Tony Blake

Personal information
- Full name: Antony John Blake
- Date of birth: 26 February 1927
- Place of birth: Cofton Hackett, England
- Date of death: 31 October 2014 (aged 87)
- Place of death: Worcester, England
- Position: Full back

Senior career*
- Years: Team / Apps / (Gls)
- Rubery & Rednal British Legion
- 1948–1952: Birmingham City / 2 / (0)
- 1952–1953: Gillingham / 10 / (1)

= Tony Blake (English footballer) =

English footballer

Antony John Blake (26 February 1927 – 31 October 2014) was an English professional footballer who played in the Football League for Birmingham City and Gillingham.

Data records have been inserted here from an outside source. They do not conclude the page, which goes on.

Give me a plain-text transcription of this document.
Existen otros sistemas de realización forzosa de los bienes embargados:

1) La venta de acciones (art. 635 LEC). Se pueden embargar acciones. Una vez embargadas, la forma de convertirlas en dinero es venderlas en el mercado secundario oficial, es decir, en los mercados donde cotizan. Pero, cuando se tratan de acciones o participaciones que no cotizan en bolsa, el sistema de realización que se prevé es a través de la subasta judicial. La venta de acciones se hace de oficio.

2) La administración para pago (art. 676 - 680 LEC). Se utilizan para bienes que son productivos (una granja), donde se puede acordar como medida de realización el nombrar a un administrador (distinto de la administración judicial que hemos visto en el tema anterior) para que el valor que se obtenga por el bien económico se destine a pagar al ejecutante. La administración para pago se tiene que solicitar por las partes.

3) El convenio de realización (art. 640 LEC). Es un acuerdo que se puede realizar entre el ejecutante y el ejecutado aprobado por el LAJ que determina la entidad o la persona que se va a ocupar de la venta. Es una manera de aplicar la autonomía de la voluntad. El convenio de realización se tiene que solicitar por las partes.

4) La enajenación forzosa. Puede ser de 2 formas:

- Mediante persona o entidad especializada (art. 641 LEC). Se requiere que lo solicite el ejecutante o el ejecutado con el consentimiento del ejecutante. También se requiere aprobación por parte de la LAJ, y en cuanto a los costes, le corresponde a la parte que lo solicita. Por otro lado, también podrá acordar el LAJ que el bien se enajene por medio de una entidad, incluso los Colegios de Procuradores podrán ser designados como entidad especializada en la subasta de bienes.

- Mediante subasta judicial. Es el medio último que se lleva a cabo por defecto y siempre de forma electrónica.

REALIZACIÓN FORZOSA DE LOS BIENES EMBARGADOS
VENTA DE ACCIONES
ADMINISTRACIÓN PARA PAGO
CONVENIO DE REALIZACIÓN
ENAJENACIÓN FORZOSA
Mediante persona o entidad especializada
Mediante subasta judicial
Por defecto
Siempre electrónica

Blake was born in Cofton Hackett, Worcestershire. He played football for Rubery & Rednal British Legion as a centre forward before joining Birmingham City in October 1948. While in Birmingham's junior teams, Blake was converted to play at full back, and it was as a left back that he made his first-team debut on 18 February 1950, deputising for Dennis Jennings in the First Division match away at Bolton Wanderers, a game which Birmingham lost 1–0. Blake played once more that season, but then returned to the reserves, and in the 1952 close season moved on to Gillingham.

Due to injuries to other players, he made his Gillingham debut in his former position as a striker against Crystal Palace on 3 September 1952, and marked the occasion with a goal. He made nine further appearances for the club during the 1952–53 season in his more usual defensive role, but then sustained a serious knee injury. An operation in the spring of 1953 proved unsuccessful and he was forced into retirement. He returned to the Midlands where he took a job at an engineering firm.

Blake died in Worcester in 2014 at the age of 87.